In 2019, his attendance at the megachurch Hillsong drew criticism from actor Elliot Page, who described the church as “infamously anti-LGBTQ”. Pratt denied the claim, saying his church “opens their doors to absolutely everyone” and that he “believes that everyone is entitled to love who they want”. Hillsong founder Brian Houston has previously said Hillsong welcomed gay people, “but we are not a church that affirms a gay lifestyle”.
Last year, Pratt made light of being voted the worst Hollywood Chris in an informal Twitter debate, amid a league that also included Chrises Pine, Evans and Hemsworth. “Who’s the better Chris? It’s one of them,” he said.
Chris Pratt first day of recording for new Super Mario Bros. movie pic.twitter.com/jzM6pzAWSj
— Alex Peter (@LolOverruled) September 24, 2021
Chris Pratt playing a character who wears a red hat is typecasting https://t.co/cgUxTNTJnd
— AME Youngboy (@MelechThomas) September 24, 2021
Everyone wants 2021 to be over but 2022 is already cursed https://t.co/dUKImt3wZ7
— Benjamin Law 羅旭能 (@mrbenjaminlaw) September 23, 2021
The casting controversy is something of an omen for a franchise that has been beleaguered by ill-fated adaptations.
In 1993, the hazard-prone Italian brothers were portrayed by Bob Hoskins and John Leguizamo in Super Mario Bros: The Movie, a critical and commercial flop that was widely derided for its far-fetched plot and dystopian imagining of a family-friendly universe – so much so that the late Hoskins cited the film as his “worst job” and “biggest disappointment” in a 2011 interview with the Guardian.

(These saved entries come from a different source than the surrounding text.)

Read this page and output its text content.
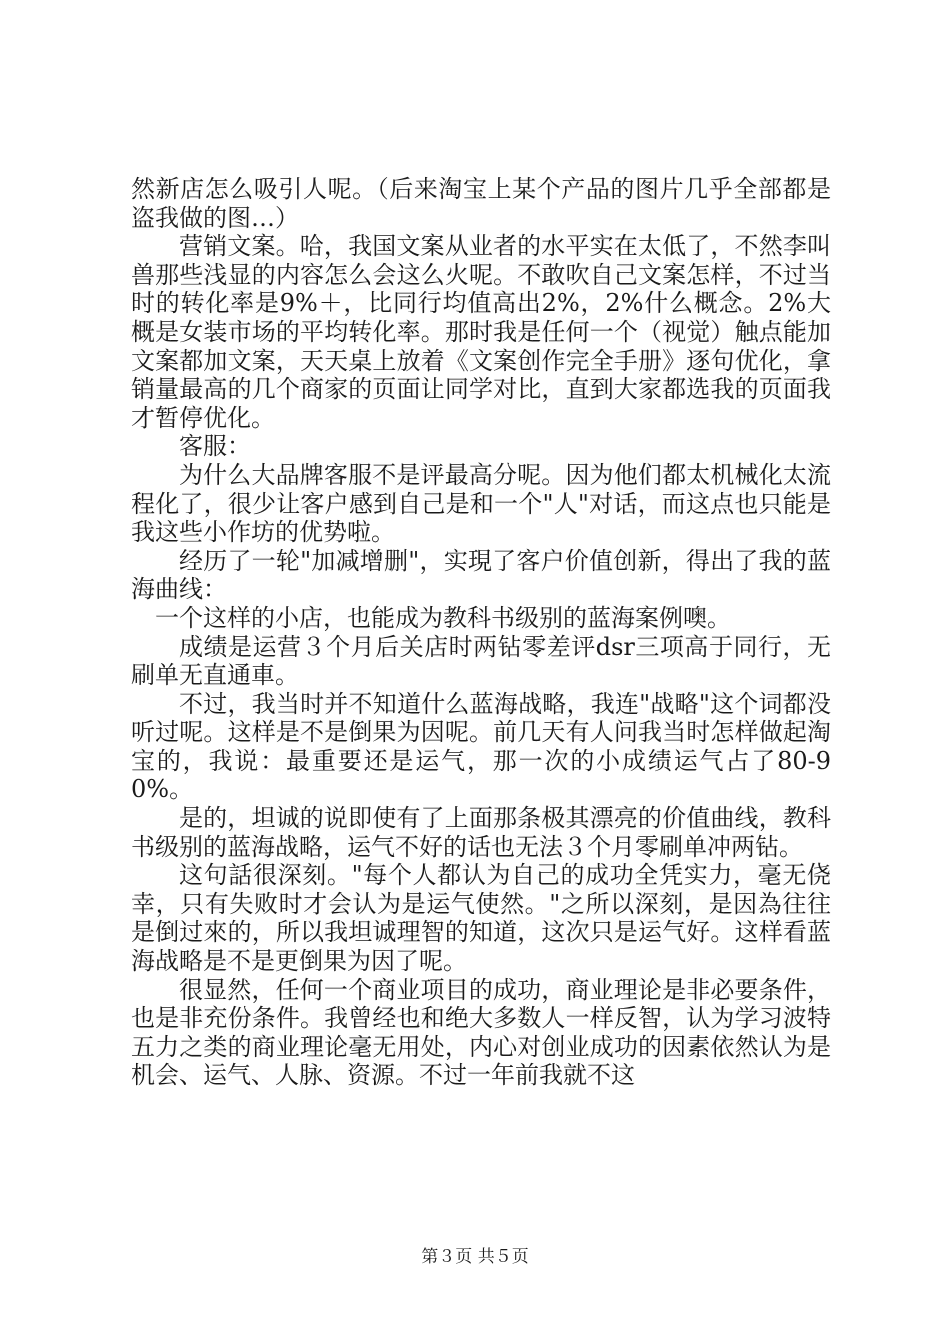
然新店怎么吸引人呢。（后来淘宝上某个产品的图片几乎全部都是盗我做的图…）

营销文案。哈，我国文案从业者的水平实在太低了，不然李叫兽那些浅显的内容怎么会这么火呢。不敢吹自己文案怎样，不过当时的转化率是9%＋，比同行均值高出2%，2%什么概念。2%大概是女装市场的平均转化率。那时我是任何一个（视觉）触点能加文案都加文案，天天桌上放着《文案创作完全手册》逐句优化，拿销量最高的几个商家的页面让同学对比，直到大家都选我的页面我才暂停优化。

客服：

为什么大品牌客服不是评最高分呢。因为他们都太机械化太流程化了，很少让客户感到自己是和一个"人"对话，而这点也只能是我这些小作坊的优势啦。

经历了一轮"加减增删"，实現了客户价值创新，得出了我的蓝海曲线：

一个这样的小店，也能成为教科书级别的蓝海案例噢。

成绩是运营３个月后关店时两钻零差评dsr三项高于同行，无刷单无直通車。

不过，我当时并不知道什么蓝海战略，我连"战略"这个词都没听过呢。这样是不是倒果为因呢。前几天有人问我当时怎样做起淘宝的，我说：最重要还是运气，那一次的小成绩运气占了80-90%。

是的，坦诚的说即使有了上面那条极其漂亮的价值曲线，教科书级别的蓝海战略，运气不好的话也无法３个月零刷单冲两钻。

这句話很深刻。"每个人都认为自己的成功全凭实力，毫无侥幸，只有失败时才会认为是运气使然。"之所以深刻，是因為往往是倒过來的，所以我坦诚理智的知道，这次只是运气好。这样看蓝海战略是不是更倒果为因了呢。

很显然，任何一个商业项目的成功，商业理论是非必要条件，也是非充份条件。我曾经也和绝大多数人一样反智，认为学习波特五力之类的商业理论毫无用处，内心对创业成功的因素依然认为是机会、运气、人脉、资源。不过一年前我就不这

第３页 共５页
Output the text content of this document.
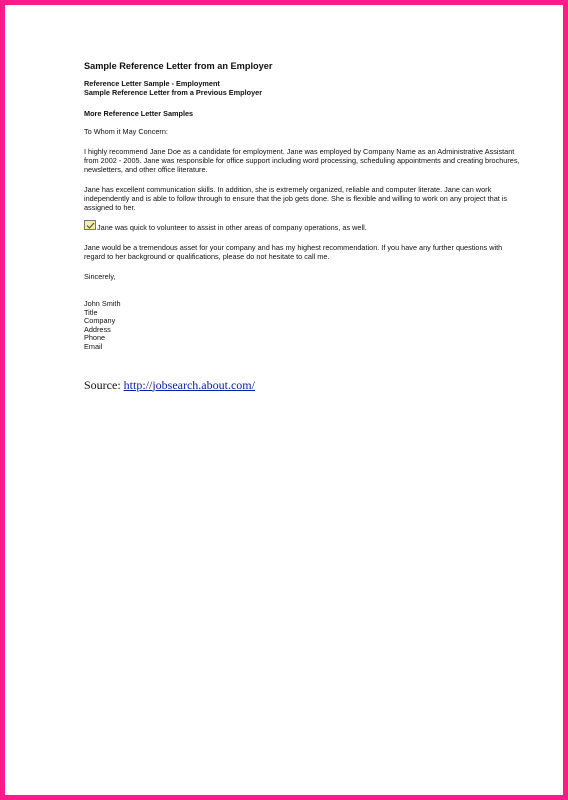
Sample Reference Letter from an Employer
Reference Letter Sample - Employment
Sample Reference Letter from a Previous Employer
More Reference Letter Samples
To Whom it May Concern:
I highly recommend Jane Doe as a candidate for employment. Jane was employed by Company Name as an Administrative Assistant from 2002 - 2005. Jane was responsible for office support including word processing, scheduling appointments and creating brochures, newsletters, and other office literature.
Jane has excellent communication skills. In addition, she is extremely organized, reliable and computer literate. Jane can work independently and is able to follow through to ensure that the job gets done. She is flexible and willing to work on any project that is assigned to her.
Jane was quick to volunteer to assist in other areas of company operations, as well.
Jane would be a tremendous asset for your company and has my highest recommendation. If you have any further questions with regard to her background or qualifications, please do not hesitate to call me.
Sincerely,
John Smith
Title
Company
Address
Phone
Email
Source: http://jobsearch.about.com/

I'm calling it now, the Mario Bros movie will NOT have Charles Martinet play Mario for no reason and cast someone like Chris Pratt
— StheGeneral (@general_sthe) May 21, 2020
The success – or otherwise – of the upcoming adaptation, set to be released late next year, will likely influence the future of Nintendo’s Hollywood ventures. The company has been traditionally protective of its properties, with American adaptations few and far between.